Apache Spark

Apache Spark is a data processing framework that can help with big data and machine learning environments.

To run Apache Spark on HPC, there are different options that are available for processing machine learning data.

Spark Shell:

Apache Spark has an interactive shell that can be used to run various data and code within the shell environment.

Interactive job:

The Apache Spark Shell can be launched through an interactive SLURM job on HPC.

To spawn an interactive SLURM job on HPC, there are two command options that can be used:

srun -N 1 -n 126 -p general --pty bash

or

fisbatch -N 1 -n 126 --partition=general

Once a node is assigned to the interactive SLURM job, Apache Spark can be loaded and the Spark Shell called.

Loading the Apache Spark module and calling the Apache Spark interactive shell:

The following commands will load the spark/3.1.1 module and setup the Apach Spark Spack environment.

[netid@cnXX ~]$ module load spark/3.1.1
[netid@cnXX ~]$ source /gpfs/sharedfs1/admin/hpc2.0/apps/spark/3.1.1/spack/share/spack/setup-env.sh
[netid@cnXX ~]$ spack load spark
[netid@cnXX ~]$ spark-shell

The Apache Spark Shell will load but provide warning messages:

WARNING: An illegal reflective access operation has occurred
WARNING: Illegal reflective access by org.apache.spark.unsafe.Platform (file:/gpfs/sharedfs1/admin/hpc2.0/apps/spark/3.1.1/spack/opt/spack/linux-rhel8-zen2/gcc-11.3.0/spark-3.1.1-5asotiovqn6j5vhujukzig73hoajf23s/jars/spark-unsafe_2.12-3.1.1.jar) to constructor java.nio.DirectByteBuffer(long,int)
WARNING: Please consider reporting this to the maintainers of org.apache.spark.unsafe.Platform
WARNING: Use --illegal-access=warn to enable warnings of further illegal reflective access operations
WARNING: All illegal access operations will be denied in a future release
2023-12-01 10:02:32,858 WARN util.NativeCodeLoader: Unable to load native-hadoop library for your platform... using builtin-java classes where applicable
Setting default log level to "WARN".
To adjust logging level use sc.setLogLevel(newLevel). For SparkR, use setLogLevel(newLevel).
Spark context Web UI available at http://cnXX.storrs.hpc.uconn.edu:4040
Spark context available as 'sc' (master = local[*], app id = local-1701442957118).
Spark session available as 'spark'.
Welcome to
      ____              __
     / __/__  ___ _____/ /__
    _\ \/ _ \/ _ `/ __/  '_/
   /___/ .__/\_,_/_/ /_/\_\   version 3.1.1
      /_/

Using Scala version 2.12.10 (OpenJDK 64-Bit Server VM, Java 11.0.20.1)
Type in expressions to have them evaluated.
Type :help for more information.

scala>

To quit out of spark-shell:

Welcome to
      ____              __
     / __/__  ___ _____/ /__
    _\ \/ _ \/ _ `/ __/  '_/
   /___/ .__/\_,_/_/ /_/\_\   version 3.1.1
      /_/

Using Scala version 2.12.10 (OpenJDK 64-Bit Server VM, Java 11.0.20.1)
Type in expressions to have them evaluated.
Type :help for more information.

scala> :quit

Spark Shell Web Browser UI

When Spark Shell is loaded, Spark Shell will setup a Web UI context on the compute node that Spark Shell launches as.

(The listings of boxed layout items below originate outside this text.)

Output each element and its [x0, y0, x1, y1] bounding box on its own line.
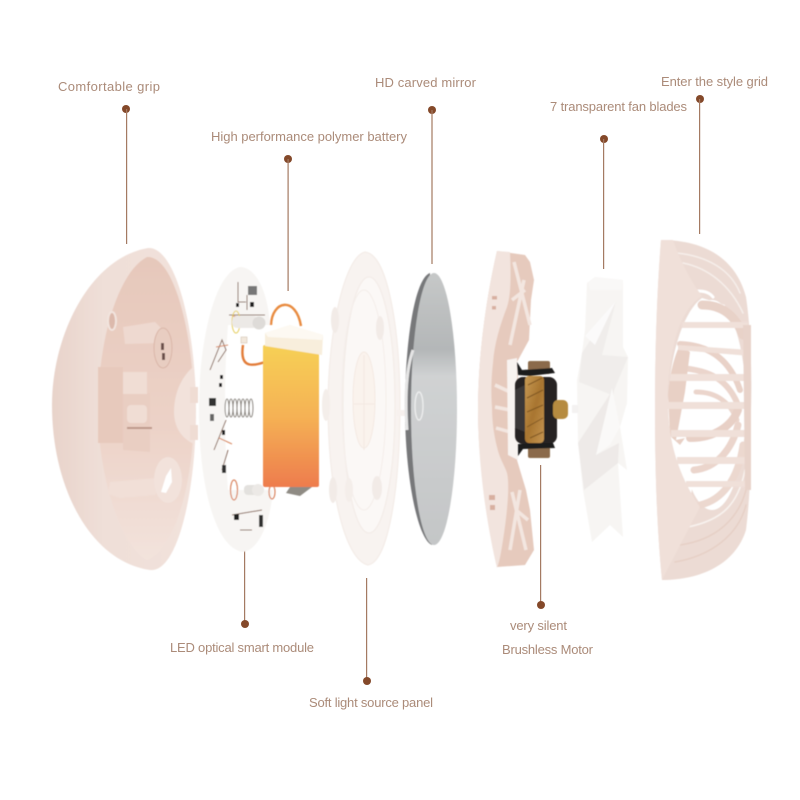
spring [225, 399, 253, 417]
LED module ring [199, 267, 323, 552]
wires [271, 305, 301, 326]
label: very silent Brushless Motor: Brushless Motor [502, 642, 594, 657]
curved inner ribs [675, 253, 746, 562]
battery [263, 345, 319, 487]
label: Enter the style grid [661, 74, 768, 234]
label: very silent Brushless Motor: very silent [510, 618, 567, 633]
front style grid [655, 240, 751, 580]
label: High performance polymer battery: High performance polymer battery [211, 129, 408, 144]
label: Comfortable grip: Comfortable grip [58, 79, 160, 94]
motor [515, 361, 568, 458]
label: Comfortable grip [58, 79, 160, 244]
label: LED optical smart module: LED optical smart module [170, 640, 314, 655]
mirror [405, 273, 457, 545]
back shell [52, 248, 198, 570]
motor bracket [478, 251, 534, 568]
label: Soft light source panel: Soft light source panel [309, 695, 433, 710]
label: High performance polymer battery [211, 129, 408, 291]
label: Enter the style grid: Enter the style grid [661, 74, 768, 89]
horizontal bars [668, 322, 751, 487]
label: HD carved mirror: HD carved mirror [375, 75, 477, 90]
label: HD carved mirror [375, 75, 477, 264]
label: Soft light source panel [309, 578, 433, 710]
label: 7 transparent fan blades [550, 99, 688, 269]
label: LED optical smart module [170, 550, 314, 655]
fan blades [572, 277, 628, 542]
label: 7 transparent fan blades: 7 transparent fan blades [550, 99, 688, 114]
label: very silent Brushless Motor [502, 465, 594, 657]
light source panel [322, 252, 406, 565]
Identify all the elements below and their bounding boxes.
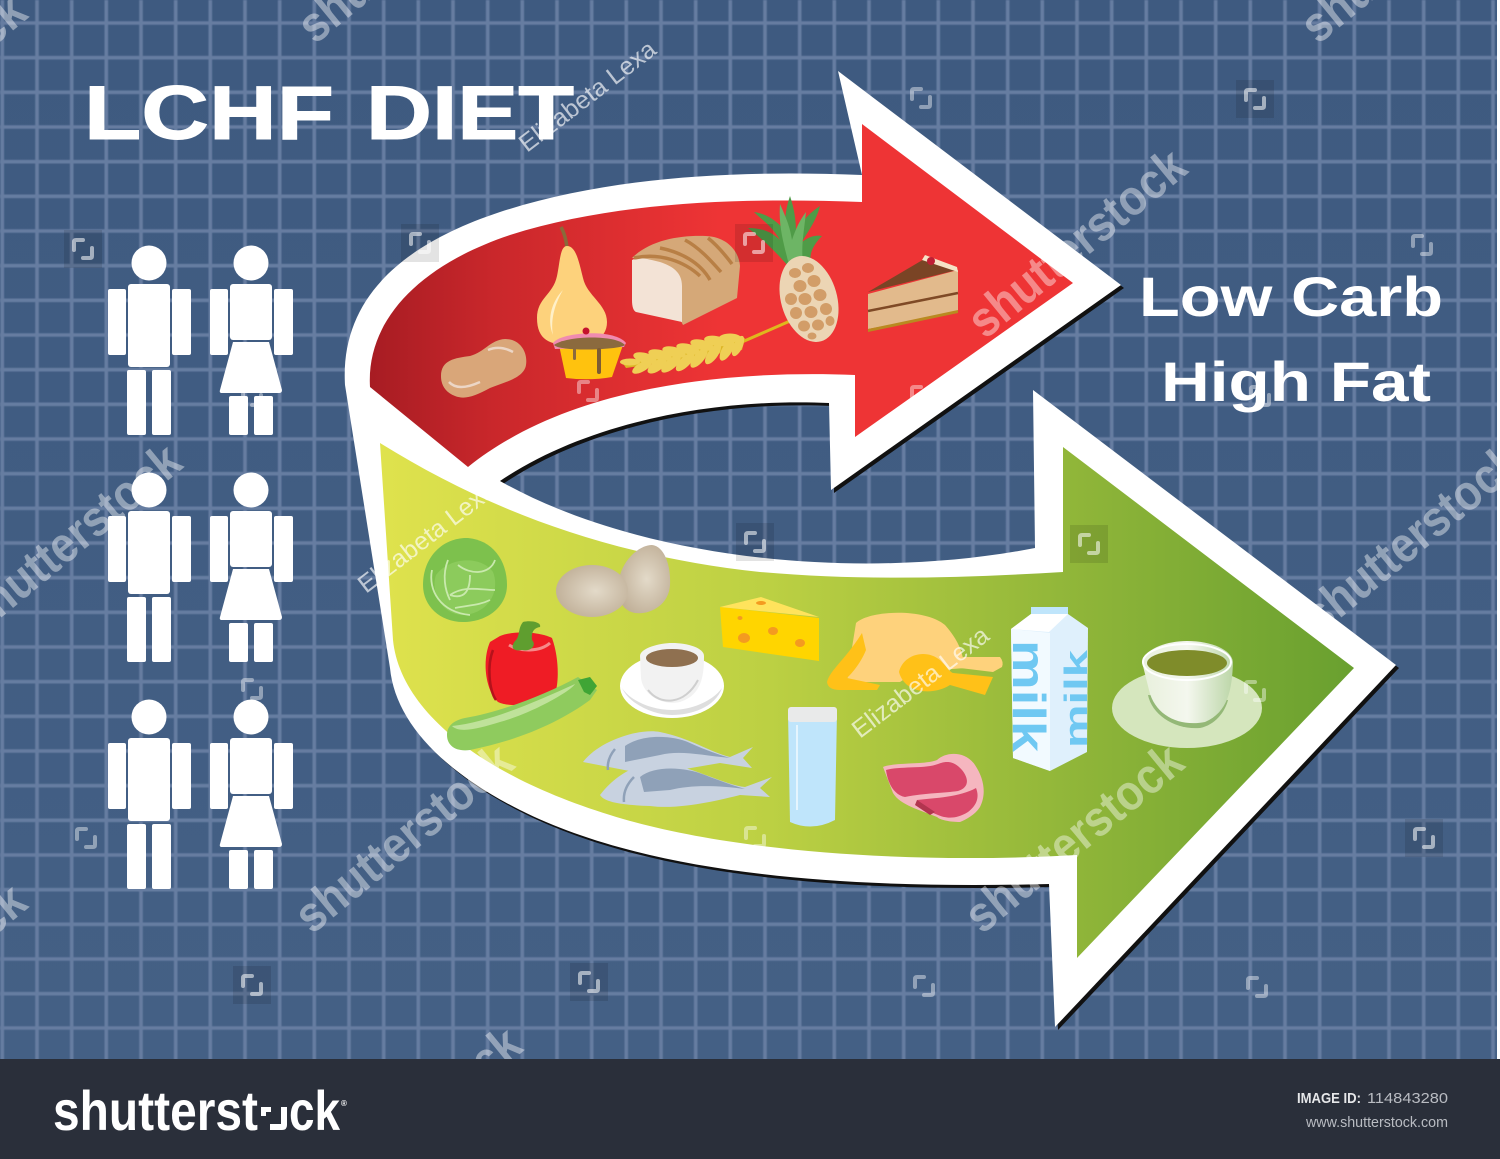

To use the Web UI, the IP address of the compute node would need to be entered as a replacement for the compute node name that Spark Shell provides.

Spark context Web UI available at http://cnXX.storrs.hpc.uconn.edu:4040

To find the IP address of the assigned compute node, a separate window/terminal session on HPC would need to be opened and the following command entered in the new terminal:

nslookup cnXX

Where XX is the compute node number.

The IP address will be provided with the 137.99.x.x format.

Copy the 137.99.x.x IP address and replace the compute node name in the above link with the IP address for the compute node.

http://IPAddressOfComputeNode.storrs.hpc.uconn.edu:4040

Once entered in a browser on the local PC, the Apache Spark UI should load and look like the following:

When the Apache Spark Shell job is finished, feel free to close the browser tab and end Apache Spark Shell mentioned in the previous section above.